"Elle balançait son bébé au-dessus du balcon": les policiers municipaux de Nice racontent leur quotidien

July 06, 2023
348 views

Elle balançait son bébé au-dessus du balcon ». C’était une patrouille ordinaire dans les rues de Nice. Des hurlements s’échappent d’un appartement. Cyril (1) lève les yeux: un tout-petit au-dessus du vide et une maman au regard vide.

Le policier municipal grimpe à toute allure.

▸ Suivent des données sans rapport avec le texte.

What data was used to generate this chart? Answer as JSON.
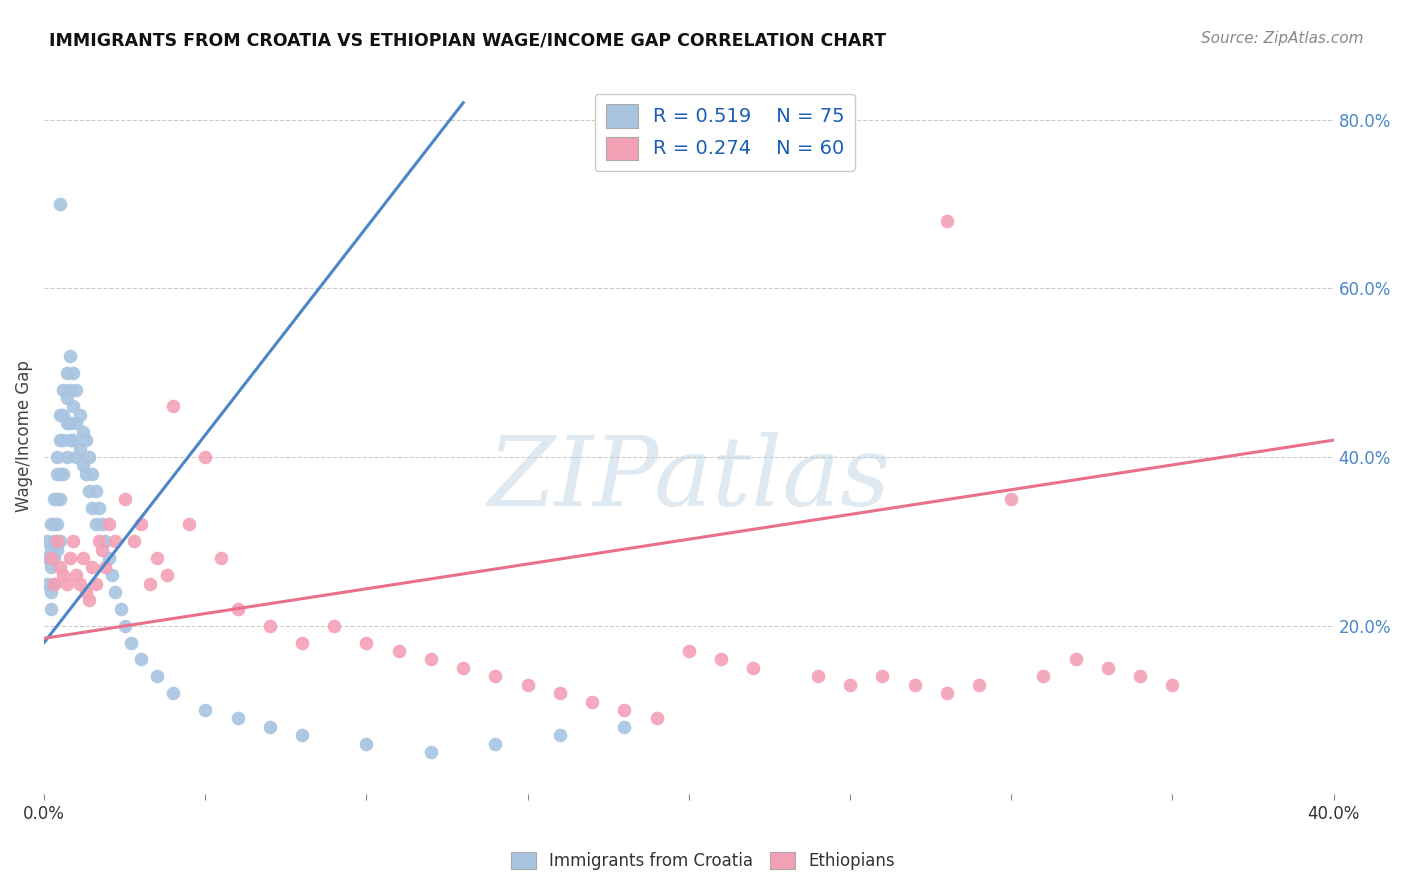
{
  "title": "IMMIGRANTS FROM CROATIA VS ETHIOPIAN WAGE/INCOME GAP CORRELATION CHART",
  "source": "Source: ZipAtlas.com",
  "ylabel": "Wage/Income Gap",
  "xlim": [
    0.0,
    0.4
  ],
  "ylim": [
    0.0,
    0.85
  ],
  "xtick_positions": [
    0.0,
    0.05,
    0.1,
    0.15,
    0.2,
    0.25,
    0.3,
    0.35,
    0.4
  ],
  "xticklabels": [
    "0.0%",
    "",
    "",
    "",
    "",
    "",
    "",
    "",
    "40.0%"
  ],
  "ytick_right_positions": [
    0.2,
    0.4,
    0.6,
    0.8
  ],
  "ytick_right_labels": [
    "20.0%",
    "40.0%",
    "60.0%",
    "80.0%"
  ],
  "legend_R1": "R = 0.519",
  "legend_N1": "N = 75",
  "legend_R2": "R = 0.274",
  "legend_N2": "N = 60",
  "croatia_color": "#a8c4e0",
  "ethiopia_color": "#f4a0b5",
  "line_croatia_color": "#4a86c8",
  "line_ethiopia_color": "#e8708a",
  "background_color": "#ffffff",
  "grid_color": "#cccccc",
  "croatia_x": [
    0.001,
    0.001,
    0.001,
    0.002,
    0.002,
    0.002,
    0.002,
    0.002,
    0.003,
    0.003,
    0.003,
    0.003,
    0.003,
    0.004,
    0.004,
    0.004,
    0.004,
    0.004,
    0.005,
    0.005,
    0.005,
    0.005,
    0.005,
    0.006,
    0.006,
    0.006,
    0.006,
    0.007,
    0.007,
    0.007,
    0.007,
    0.008,
    0.008,
    0.008,
    0.009,
    0.009,
    0.009,
    0.01,
    0.01,
    0.01,
    0.011,
    0.011,
    0.012,
    0.012,
    0.013,
    0.013,
    0.014,
    0.014,
    0.015,
    0.015,
    0.016,
    0.016,
    0.017,
    0.018,
    0.019,
    0.02,
    0.021,
    0.022,
    0.024,
    0.025,
    0.027,
    0.03,
    0.035,
    0.04,
    0.05,
    0.06,
    0.07,
    0.08,
    0.1,
    0.12,
    0.14,
    0.16,
    0.18,
    0.005,
    0.008
  ],
  "croatia_y": [
    0.3,
    0.28,
    0.25,
    0.32,
    0.29,
    0.27,
    0.24,
    0.22,
    0.35,
    0.32,
    0.3,
    0.28,
    0.25,
    0.4,
    0.38,
    0.35,
    0.32,
    0.29,
    0.45,
    0.42,
    0.38,
    0.35,
    0.3,
    0.48,
    0.45,
    0.42,
    0.38,
    0.5,
    0.47,
    0.44,
    0.4,
    0.52,
    0.48,
    0.44,
    0.5,
    0.46,
    0.42,
    0.48,
    0.44,
    0.4,
    0.45,
    0.41,
    0.43,
    0.39,
    0.42,
    0.38,
    0.4,
    0.36,
    0.38,
    0.34,
    0.36,
    0.32,
    0.34,
    0.32,
    0.3,
    0.28,
    0.26,
    0.24,
    0.22,
    0.2,
    0.18,
    0.16,
    0.14,
    0.12,
    0.1,
    0.09,
    0.08,
    0.07,
    0.06,
    0.05,
    0.06,
    0.07,
    0.08,
    0.7,
    0.42
  ],
  "croatia_line_x": [
    0.0,
    0.13
  ],
  "croatia_line_y": [
    0.18,
    0.82
  ],
  "ethiopia_x": [
    0.002,
    0.003,
    0.004,
    0.005,
    0.006,
    0.007,
    0.008,
    0.009,
    0.01,
    0.011,
    0.012,
    0.013,
    0.014,
    0.015,
    0.016,
    0.017,
    0.018,
    0.019,
    0.02,
    0.022,
    0.025,
    0.028,
    0.03,
    0.033,
    0.035,
    0.038,
    0.04,
    0.045,
    0.05,
    0.055,
    0.06,
    0.07,
    0.08,
    0.09,
    0.1,
    0.11,
    0.12,
    0.13,
    0.14,
    0.15,
    0.16,
    0.17,
    0.18,
    0.19,
    0.2,
    0.21,
    0.22,
    0.24,
    0.25,
    0.26,
    0.27,
    0.28,
    0.29,
    0.3,
    0.31,
    0.32,
    0.33,
    0.34,
    0.35,
    0.28
  ],
  "ethiopia_y": [
    0.28,
    0.25,
    0.3,
    0.27,
    0.26,
    0.25,
    0.28,
    0.3,
    0.26,
    0.25,
    0.28,
    0.24,
    0.23,
    0.27,
    0.25,
    0.3,
    0.29,
    0.27,
    0.32,
    0.3,
    0.35,
    0.3,
    0.32,
    0.25,
    0.28,
    0.26,
    0.46,
    0.32,
    0.4,
    0.28,
    0.22,
    0.2,
    0.18,
    0.2,
    0.18,
    0.17,
    0.16,
    0.15,
    0.14,
    0.13,
    0.12,
    0.11,
    0.1,
    0.09,
    0.17,
    0.16,
    0.15,
    0.14,
    0.13,
    0.14,
    0.13,
    0.12,
    0.13,
    0.35,
    0.14,
    0.16,
    0.15,
    0.14,
    0.13,
    0.68
  ],
  "ethiopia_line_x": [
    0.0,
    0.4
  ],
  "ethiopia_line_y": [
    0.185,
    0.42
  ],
  "watermark_text": "ZIPatlas",
  "watermark_color": "#b8cfe0",
  "watermark_alpha": 0.45
}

Il s’approche doucement, accroche le regard de la mère en crise, les yeux dans les yeux, contact. "Sauver une vie, ça se joue en quelques secondes". Ne pas la perdre, qu’elle passe à l’acte. L’enfant oscille toujours entre le balcon et la rue dix mètres plus bas. La mère oscille toujours entre amour et folie. Cyril pèse ses mots, ses gestes. " La négociation a duré longtemps. C’était une femme qui souffrait d’une pathologie psy et qui n’avait pas pris son traitement. Le père du bébé était en prison. Elle ne parlait presque pas. Au bout d’un moment, elle m’a jeté l’enfant dans les bras". Sain et sauf. " J’avais gagné", sourit l’agent de 35 ans, ancien policier national passé à la PM (2) il y a neuf ans.

"Le petit allait bien"

Il témoigne, raconte, comme quatre autres collègues, sa mission, son engagement, son quotidien. Tous ont suivi la formation dispensée par Eric Estève, ex-patron de l’antenne niçoise du Raid, pour apprendre les techniques en cas de situation critique.

Des situations de détresse au bout du bout, de vie ou de mort, ils en gèrent tous les jours et toutes les nuits.

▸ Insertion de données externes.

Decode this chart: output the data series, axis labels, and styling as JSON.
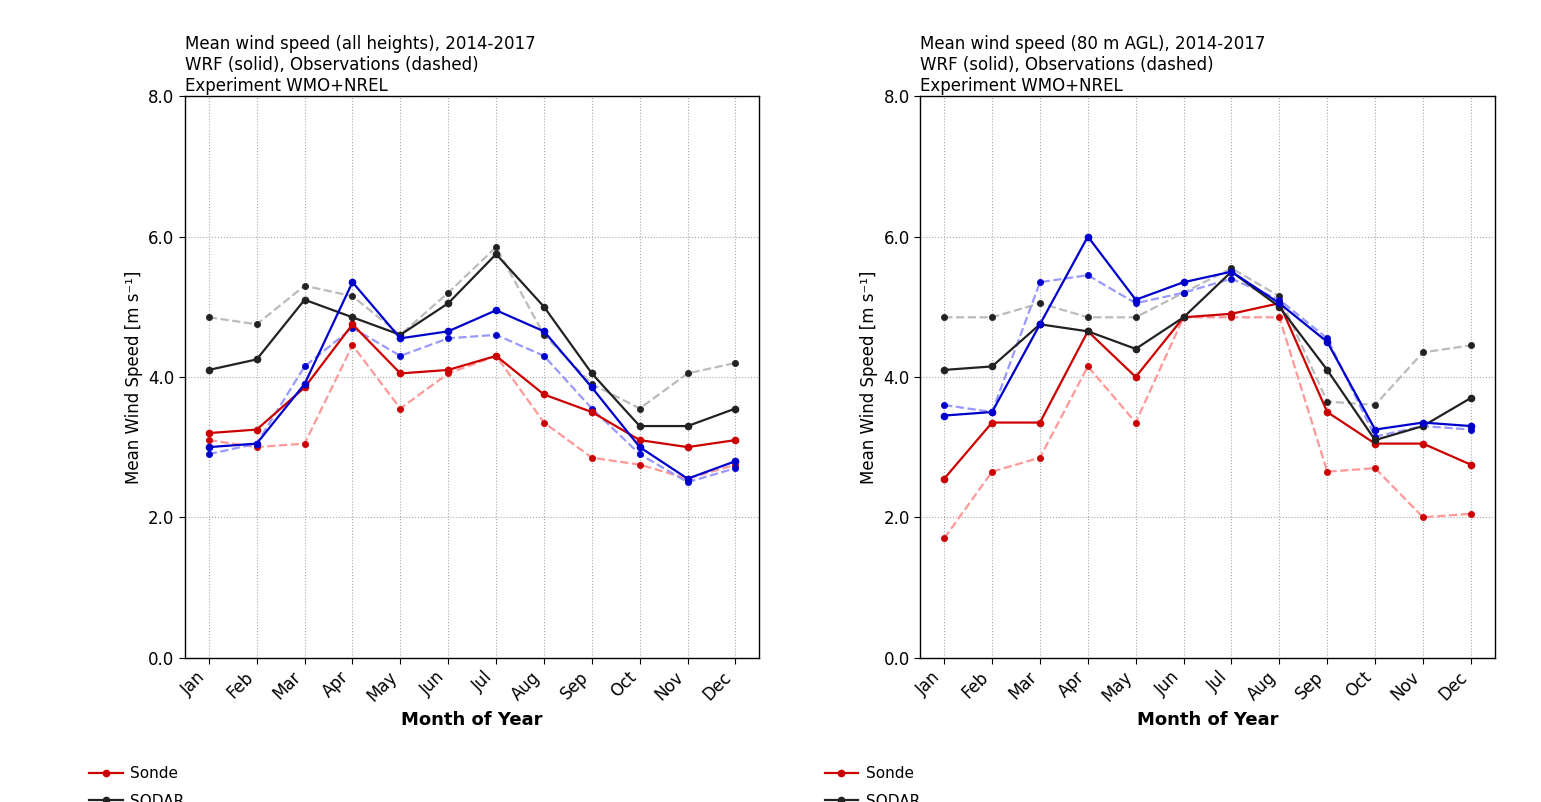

Ils étaient là aussi le 14 juillet 2016. Robert, ancien militaire qui a rejoint les rangs niçois il y a 12 ans, n’oubliera jamais une autre maman: "Elle était enceinte. Son ventre était en sang". Il a mis ses mains comme un pansement sur la blessure pour empêcher qu’elle ne se déchire, ses paumes en contact avec le petit cœur qui devait absolument continuer à battre. Il a géré l’arrivée d’un hélicoptère, elle est partie avec les médecins au milieu de cette nuit d’horreur. Lui, a poursuivi sa mission de secours: d’autres blessés, d’autres douleurs. Des années plus tard, alors qu’il sécurisait le Carnaval, une dame lui a posé une question. Elle ne l’avait pas reconnu. Mais lui a entendu sa voix. C’était elle. Il lui a demandé: " Comment va le bébé?". "Elle a été surprise, puis elle a compris. Le petit allait bien", raconte Robert.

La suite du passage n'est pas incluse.